Of course all this requires a larger bureaucracy, some of which is used to organize the voting base of the discontented.
The benefit, though, is cheaper imported goods, and the import firms aren't paying the taxes required to support those whose jobs have been exported.
Welcome to the joys of Free Trade. But perhaps we can make it up with imperial conquests. If oil goes down to $19 / bbl we may get some speculative booms again, a rising Dow, good times. I know arguments against that, but cheap energy often does stimulate a boom -- but we don't seem to be able to get Iraqi oil production up to pre-war levels.
But we keep trying, and perhaps this time for sure.
The next step is to hire soldiers to occupy Iraq and then to find ways to levy tribute on someone to pay for it all. The money has to come from somewhere, and we have good soldiers.

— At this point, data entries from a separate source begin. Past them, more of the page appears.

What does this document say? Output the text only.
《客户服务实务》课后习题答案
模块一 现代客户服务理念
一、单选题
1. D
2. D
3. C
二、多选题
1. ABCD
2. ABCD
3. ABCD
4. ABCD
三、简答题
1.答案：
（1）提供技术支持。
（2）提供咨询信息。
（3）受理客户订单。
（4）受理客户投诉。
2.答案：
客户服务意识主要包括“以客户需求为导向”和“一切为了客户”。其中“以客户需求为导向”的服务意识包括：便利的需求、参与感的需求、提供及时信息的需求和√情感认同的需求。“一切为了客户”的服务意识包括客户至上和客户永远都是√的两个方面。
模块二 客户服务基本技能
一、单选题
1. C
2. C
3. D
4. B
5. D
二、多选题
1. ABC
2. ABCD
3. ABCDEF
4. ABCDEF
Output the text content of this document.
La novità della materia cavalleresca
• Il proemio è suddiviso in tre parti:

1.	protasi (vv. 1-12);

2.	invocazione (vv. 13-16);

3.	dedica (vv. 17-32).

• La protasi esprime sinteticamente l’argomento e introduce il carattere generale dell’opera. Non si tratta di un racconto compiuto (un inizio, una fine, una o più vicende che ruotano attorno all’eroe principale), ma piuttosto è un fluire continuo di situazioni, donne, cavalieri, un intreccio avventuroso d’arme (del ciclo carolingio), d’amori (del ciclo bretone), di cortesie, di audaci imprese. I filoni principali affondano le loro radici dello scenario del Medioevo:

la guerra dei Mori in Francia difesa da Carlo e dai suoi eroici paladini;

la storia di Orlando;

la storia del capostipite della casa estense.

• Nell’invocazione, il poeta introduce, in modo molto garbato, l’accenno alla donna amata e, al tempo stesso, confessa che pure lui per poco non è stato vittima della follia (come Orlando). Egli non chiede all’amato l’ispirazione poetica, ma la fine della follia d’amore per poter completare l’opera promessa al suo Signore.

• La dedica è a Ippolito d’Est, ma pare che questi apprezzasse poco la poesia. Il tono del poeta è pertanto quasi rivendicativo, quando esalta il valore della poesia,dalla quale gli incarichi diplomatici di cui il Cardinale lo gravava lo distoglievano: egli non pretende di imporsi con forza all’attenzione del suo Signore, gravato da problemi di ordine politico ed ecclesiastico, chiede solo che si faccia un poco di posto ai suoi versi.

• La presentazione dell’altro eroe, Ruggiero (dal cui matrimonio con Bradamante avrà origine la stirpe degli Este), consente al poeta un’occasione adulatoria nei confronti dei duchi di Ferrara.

Gold will not get you good soldiers, but good soldiers can always get you gold.
The Adelphia Story:
Apparently I am not the only one. Adelphia Cable Modem works splendidly when it works, and it periodically == about once a day == just dies.
Adelphia tells me that when that happens I should reset the modem by unplugging it for about a minute. That should work except when it doesn't in which case try again in a few minutes.

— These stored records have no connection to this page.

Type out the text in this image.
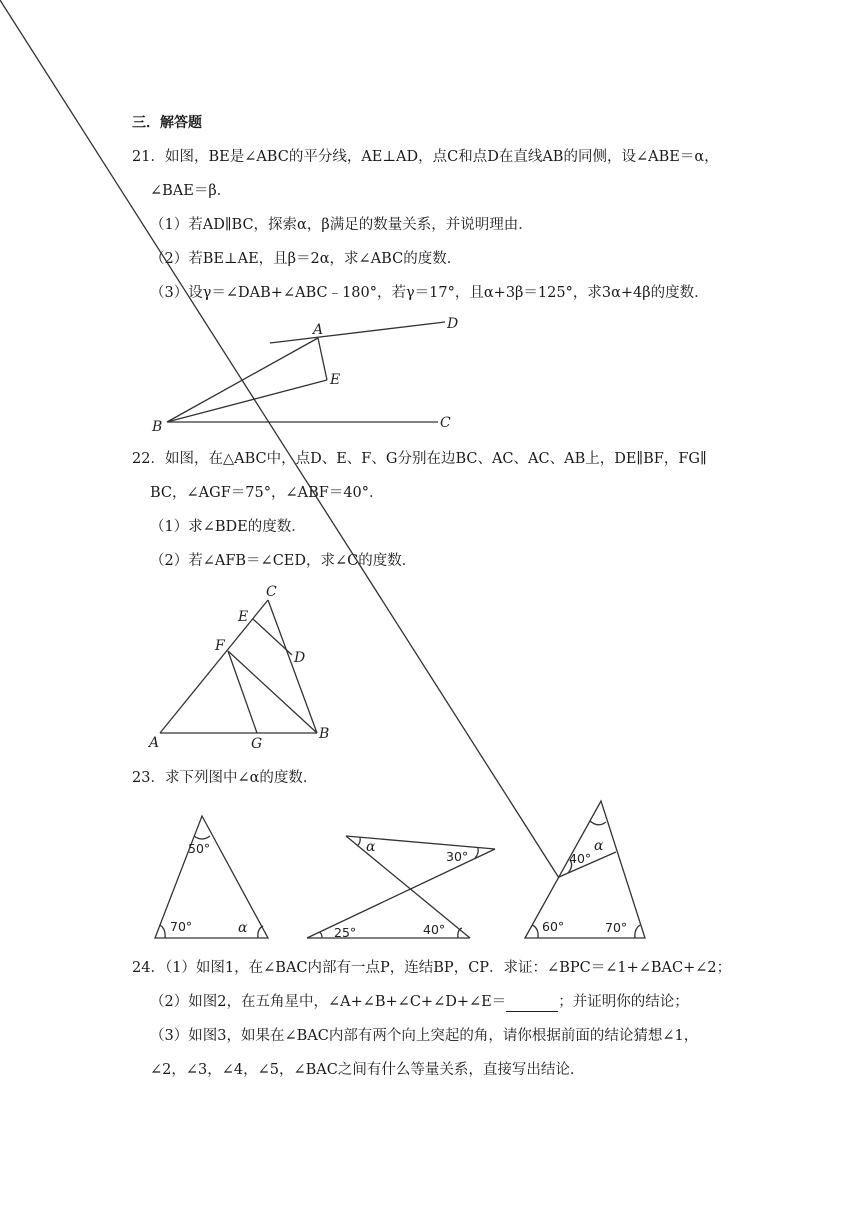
三．解答题
21．如图，BE是∠ABC的平分线，AE⊥AD，点C和点D在直线AB的同侧，设∠ABE＝α，
∠BAE＝β．
（1）若AD∥BC，探索α，β满足的数量关系，并说明理由．
（2）若BE⊥AE，且β＝2α，求∠ABC的度数．
（3）设γ＝∠DAB+∠ABC﹣180°，若γ＝17°，且α+3β＝125°，求3α+4β的度数．
22．如图，在△ABC中，点D、E、F、G分别在边BC、AC、AC、AB上，DE∥BF，FG∥
BC，∠AGF＝75°，∠ABF＝40°．
（1）求∠BDE的度数．
（2）若∠AFB＝∠CED，求∠C的度数．
23．求下列图中∠α的度数．
24．（1）如图1，在∠BAC内部有一点P，连结BP，CP．求证：∠BPC＝∠1+∠BAC+∠2；
（2）如图2，在五角星中，∠A+∠B+∠C+∠D+∠E＝	；并证明你的结论；
（3）如图3，如果在∠BAC内部有两个向上突起的角，请你根据前面的结论猜想∠1，
∠2，∠3，∠4，∠5，∠BAC之间有什么等量关系，直接写出结论．
A	D
E
B	C
C
E
F
D
A	G
B
50°
70°	α
α
30°
25°	40°
α
40°
60°	70°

Megapaths iDSL continues to work just fine, but the Hawking router has problems making the failover because the Adelphia system is unpredictable and will work for a few seconds, then die again. Some readers in other parts of the city who are stuck with the execrable Adelphia service tell me that this has been the way it works for the past year or so.

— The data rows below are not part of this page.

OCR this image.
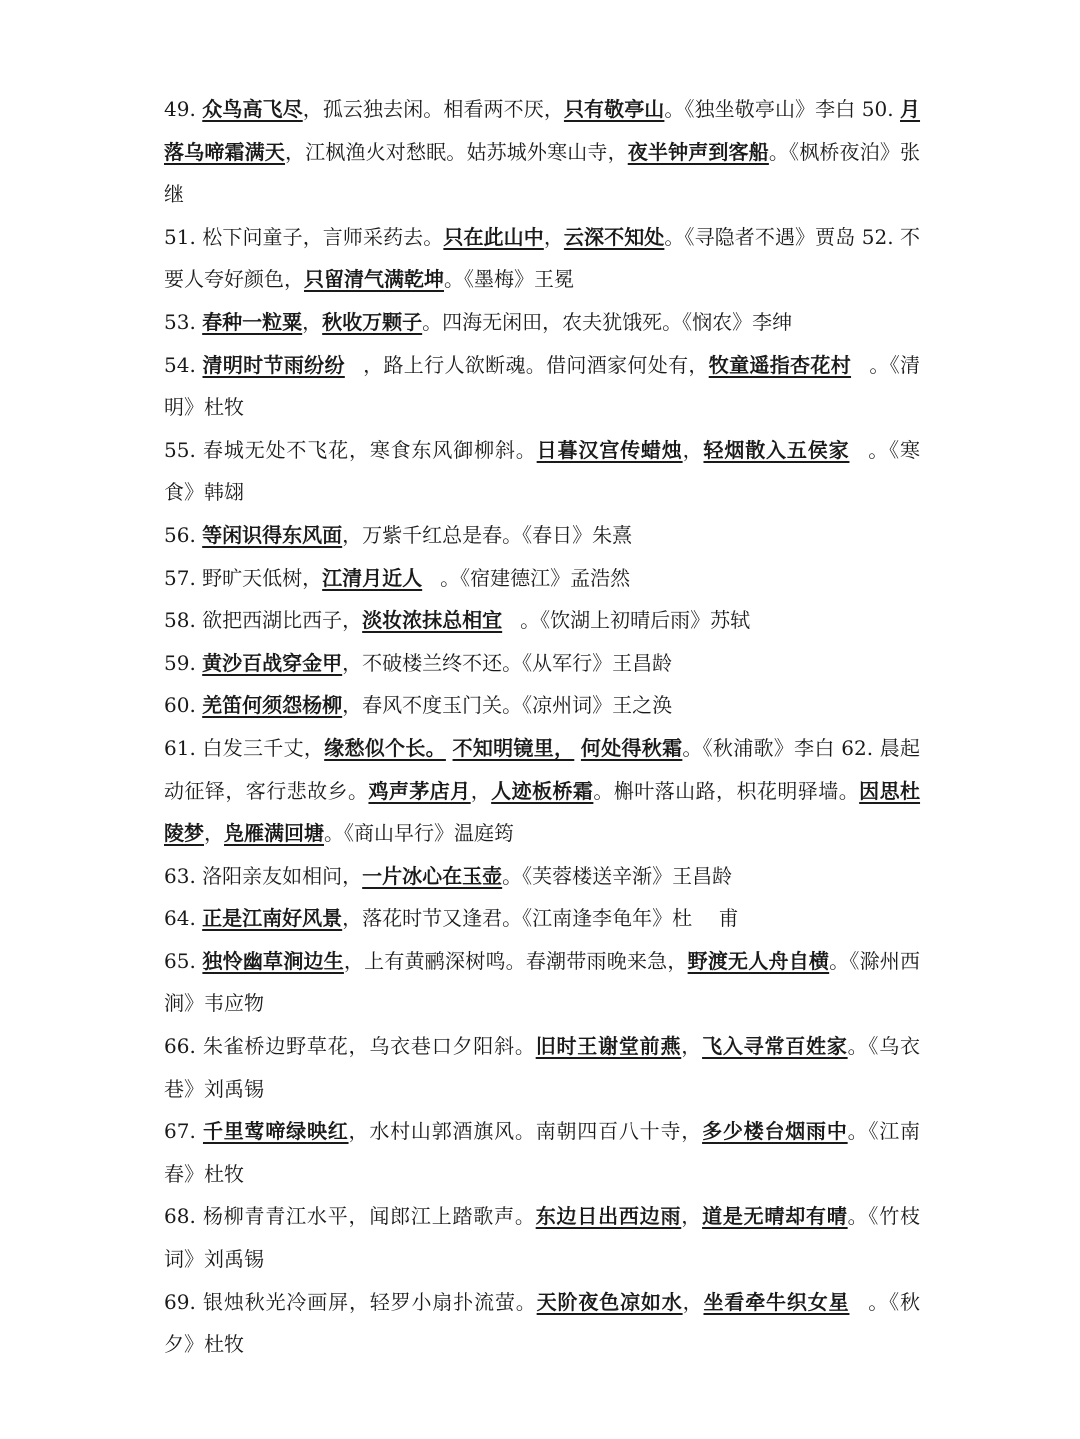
49. 众鸟高飞尽，孤云独去闲。相看两不厌，只有敬亭山。《独坐敬亭山》李白 50. 月落乌啼霜满天，江枫渔火对愁眠。姑苏城外寒山寺，夜半钟声到客船。《枫桥夜泊》张继

51. 松下问童子，言师采药去。只在此山中，云深不知处。《寻隐者不遇》贾岛 52. 不要人夸好颜色，只留清气满乾坤。《墨梅》王冕

53. 春种一粒粟，秋收万颗子。四海无闲田，农夫犹饿死。《悯农》李绅

54. 清明时节雨纷纷 ，路上行人欲断魂。借问酒家何处有，牧童遥指杏花村 。《清明》杜牧

55. 春城无处不飞花，寒食东风御柳斜。日暮汉宫传蜡烛，轻烟散入五侯家 。《寒食》韩翃

56. 等闲识得东风面，万紫千红总是春。《春日》朱熹

57. 野旷天低树，江清月近人 。《宿建德江》孟浩然

58. 欲把西湖比西子，淡妆浓抹总相宜 。《饮湖上初晴后雨》苏轼

59. 黄沙百战穿金甲，不破楼兰终不还。《从军行》王昌龄

60. 羌笛何须怨杨柳，春风不度玉门关。《凉州词》王之涣

61. 白发三千丈，缘愁似个长。 不知明镜里， 何处得秋霜。《秋浦歌》李白 62. 晨起动征铎，客行悲故乡。鸡声茅店月，人迹板桥霜。槲叶落山路，枳花明驿墙。因思杜陵梦，凫雁满回塘。《商山早行》温庭筠

63. 洛阳亲友如相问，一片冰心在玉壶。《芙蓉楼送辛渐》王昌龄

64. 正是江南好风景，落花时节又逢君。《江南逢李龟年》杜　 甫

65. 独怜幽草涧边生，上有黄鹂深树鸣。春潮带雨晚来急，野渡无人舟自横。《滁州西涧》韦应物

66. 朱雀桥边野草花，乌衣巷口夕阳斜。旧时王谢堂前燕，飞入寻常百姓家。《乌衣巷》刘禹锡

67. 千里莺啼绿映红，水村山郭酒旗风。南朝四百八十寺，多少楼台烟雨中。《江南春》杜牧

68. 杨柳青青江水平，闻郎江上踏歌声。东边日出西边雨，道是无晴却有晴。《竹枝词》刘禹锡

69. 银烛秋光冷画屏，轻罗小扇扑流萤。天阶夜色凉如水，坐看牵牛织女星 。《秋夕》杜牧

Of course the City Council for what seemed to it to be good reasons gave Adelphia a monopoly in my area.
Story continues below
Subject: Fakeerr Worm - Destructive Payload
This worm looks like an Internet Explorer error message from Microsoft. It is particularly dangerous: if you you click on one of the buttons, it will start deleting vital system files. It doesn't appear to be widespread, but it is getting some media attention.
Information about this virus is here: http://vil.nai.com/vil/content/v_100489.htm , among other places.
Of course, if you never open up mail attachments that are programs, and you keep your anti-virus up to date, you are safe.
Of course, if you never open up mail attachments that are programs, and you keep your anti-virus up to date, you are safe.
Of course, if you never open up mail attachments that are programs, and you keep your anti-virus up to date, you are safe.
...what I tell you three times is true.
Rick Hellewell digitalchoke@digitalchoke.com
Indeed.
From Rich Pournelle:
Now it is all starting to make sense. Kobe gets the seven year itch early. Wife is home with the kid and decides to get surgery in Colorado. Hears that he can find a young sure thing at a particular hotel and figures he can get away with it if he's traveling.
I stand by my prediction that this thing will never go to trial.
"A number of NBA players have said Bryant's accuser, a college student and former high-school cheerleader, is well known as a basketball groupie." http://www.msnbc.com/news/938249.asp
Have we yet heard her side of the story at all? And see mail
Subject: The Praetorians deliberate . . .
http://www.washingtonpost.com/ wp-dyn/articles/A25376-2003Jul21.html
Roland Dobbins
I will leave comment on this as an exercise for the reader.